Nach achtundzwanzigjähriger Auseinandersetzung mit den ehemaligen Ostrittern der deutschen Volksgruppen in den oben erwähnten Ländern bin ich zu der Erkenntnis gekommen, dass man nach Kriegsende die Sache eines klar erkennbaren kriminellen Systems zu einer eigenen, zur vaterländischen erklärte. Dabei vergaß man, dass ein beträchtlicher Teil der Welt in Stücke geschlagen worden war, und man scheiterte schließlich daran, mit diesen schrecklichen Verbrechen fertig zu werden – man wollte einfach in Ruhe gelassen werden. So gespenstisch das angesichts der Trümmer, des Verlusts der Heimat und der vielen Toten auch klingen mag, für diejenigen, die für Hitlerdeutschland und seine Vasallen in den deutschen Volksgruppenführungen Ostmittel- und Südosteuropas die Primärverantwortung trugen, war dies nach 1945 doch über Jahrzehnte hin die psychische Wirklichkeit dieser Deutschen in der Bundesrepublik Deutschland. Für sie war der „Frieden mit den ehemaligen Nazis“, und darauf lief die Entwicklung innerhalb der verschiedenen Landsmannschaften letztlich hinaus, intern, und nichts als intern.1

Das war die eigene Sache, die bis Mitte der 1980er Jahre nie wirklich und ernsthaft zur Debatte stand. Zur Debatte standen nur jene ← 9 | 10 → Mittel und Wege, mit deren Hilfe die Täter ihrer strafrechtlichen Verfolgung entgehen konnten. Dazu gehörten blanke Lügen, gegenüber sich selbst und den Nachkommen, und blanke Furcht vor Vergeltung, wenn auch letztere nur über kurze, aber ungeheuer einprägsame Strecke. Wo NS-Gesinnung verblieb, wie anhand von Recherchen festgestellt werden konnte, machte sich ein Gemisch aus Trotz und Wut breit, das jede Bereitschaft ausschloss, sich zu den begangenen Fehlern zu bekennen und Verantwortung zu übernehmen.

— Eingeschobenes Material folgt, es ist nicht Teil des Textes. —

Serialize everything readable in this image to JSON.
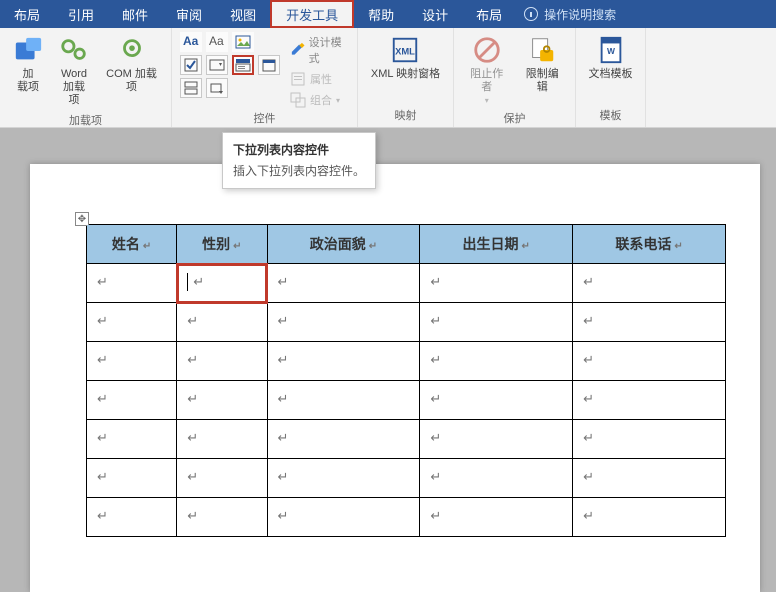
{
  "tabs": {
    "layout1": "布局",
    "references": "引用",
    "mailings": "邮件",
    "review": "审阅",
    "view": "视图",
    "developer": "开发工具",
    "help": "帮助",
    "design": "设计",
    "layout2": "布局",
    "tell_me": "操作说明搜索"
  },
  "ribbon": {
    "addins": {
      "label": "加载项",
      "addins_btn": "加\n载项",
      "word_addins": "Word\n加载项",
      "com_addins": "COM 加载项"
    },
    "controls": {
      "label": "控件",
      "design_mode": "设计模式",
      "properties": "属性",
      "group": "组合"
    },
    "mapping": {
      "label": "映射",
      "xml_pane": "XML 映射窗格"
    },
    "protect": {
      "label": "保护",
      "block_authors": "阻止作者",
      "restrict_editing": "限制编辑"
    },
    "templates": {
      "label": "模板",
      "doc_template": "文档模板"
    }
  },
  "tooltip": {
    "title": "下拉列表内容控件",
    "body": "插入下拉列表内容控件。"
  },
  "table": {
    "headers": [
      "姓名",
      "性别",
      "政治面貌",
      "出生日期",
      "联系电话"
    ],
    "rows": 7
  }
}
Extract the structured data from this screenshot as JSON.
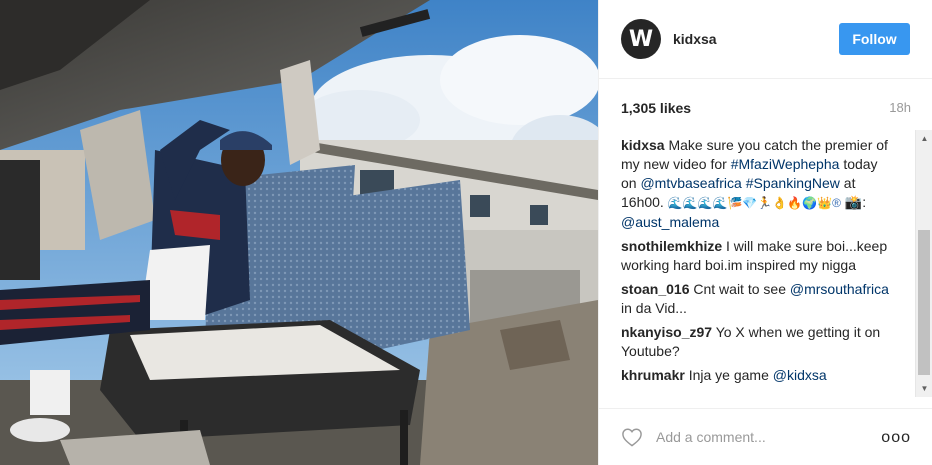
{
  "post": {
    "username": "kidxsa",
    "avatar_letter": "W",
    "follow_label": "Follow",
    "likes": "1,305 likes",
    "time": "18h"
  },
  "caption": {
    "author": "kidxsa",
    "text_1": "Make sure you catch the premier of my new video for",
    "hashtag_1": "#MfaziWephepha",
    "text_2": "today on",
    "mention_1": "@mtvbaseafrica",
    "hashtag_2": "#SpankingNew",
    "text_3": "at 16h00.",
    "emoji_text": "🌊🌊🌊🌊🎏💎🏃👌🔥🌍👑®",
    "text_4": "📸:",
    "mention_2": "@aust_malema"
  },
  "comments": [
    {
      "author": "snothilemkhize",
      "text": "I will make sure boi...keep working hard boi.im inspired my nigga"
    },
    {
      "author": "stoan_016",
      "text": "Cnt wait to see",
      "mention": "@mrsouthafrica",
      "text_after": "in da Vid..."
    },
    {
      "author": "nkanyiso_z97",
      "text": "Yo X when we getting it on Youtube?"
    },
    {
      "author": "khrumakr",
      "text": "Inja ye game",
      "mention": "@kidxsa"
    }
  ],
  "composer": {
    "placeholder": "Add a comment...",
    "heart_icon": "heart-outline-icon",
    "more_icon": "more-options-icon",
    "more_glyph": "ooo"
  },
  "colors": {
    "follow_bg": "#3897f0",
    "link": "#003569",
    "text": "#262626",
    "muted": "#999999"
  }
}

Den ehemaligen NS-Amtswaltern in den Landsmannschaftsführungen und in der Leitung des Südostdeutschen Kulturwerks in der Bundesrepublik Deutschland war gemeinsam, nach außen ein anderes „Ich“ als das „ehemalige“ vorzuweisen, ohne jedoch das alte Ego im Innern gründlich verbergen zu können. Darum die aufgelegte Maske. Und tatsächlich, das Unsühnbare blieb ungesühnt, und von allen furchtbaren Wahrheiten, die uns die Hypothek Hitlerdeutschlands bescherte, ist diese die furchtbarste. In den 1950er Jahren in zeitlicher Nähe zum Dritten Reich kam diese Strategie sicherlich häufiger als heute zur Anwendung, doch dieser Typus des maskierten Nazis hat sich bis in die Gegenwart erhalten und ist ab den 1980er Jahren an Erfahrung reicher geworden. Diese so genannten „Zwangsdemokraten“ führen kein leichtes Leben, sie müssen dauernd taktieren zwischen dem, was sie eigentlich wollen, und dem, was sie darüber äußern können, ohne sich zu entlarven. Sie haben die Gabe, die Bundesbehörden von ihren Vorhaben zu überzeugen und so ihre Gegner, die sie demaskiert haben, teilweise in die Schranken zu weisen. Und das ist ihnen bis heute immer wieder gelungen. Sie testen fortwährend, wie belastbar die deutsche Demokratie ist und wie weit die Verfassung sich dehnen lässt. Es fällt ihnen nicht schwer, sich zu zügeln, vor allem, weil manische Rechthaberei eine charakteristische Angewohnheit dieser Gestrigen ist. Es gibt sie in den Landsmannschaftsführungen auf Bundes-, Landes-, Landkreis- und Ortsebene. Auf Bundesebene sind sie in verschiedenen Institutionen in vollster Aktion, müssen aber vorsichtig sein, weil sie hier ihren kritischen und scharfäugigsten Gegnern gegenüber stehen. Sie verstehen es aber immer wieder, die Bundesbehörden um den Finger zu wickeln und ihre Kritiker als unglaubwürdig oder als „Linke“ zu bezeichnen. Und da die Bundesbehörden leicht ← 10 | 11 → zu beeinflussen waren und noch sind, gelang es ihnen, diese anrüchige Methode – trotz mehrerer Warnungen – bis heute anzuwenden.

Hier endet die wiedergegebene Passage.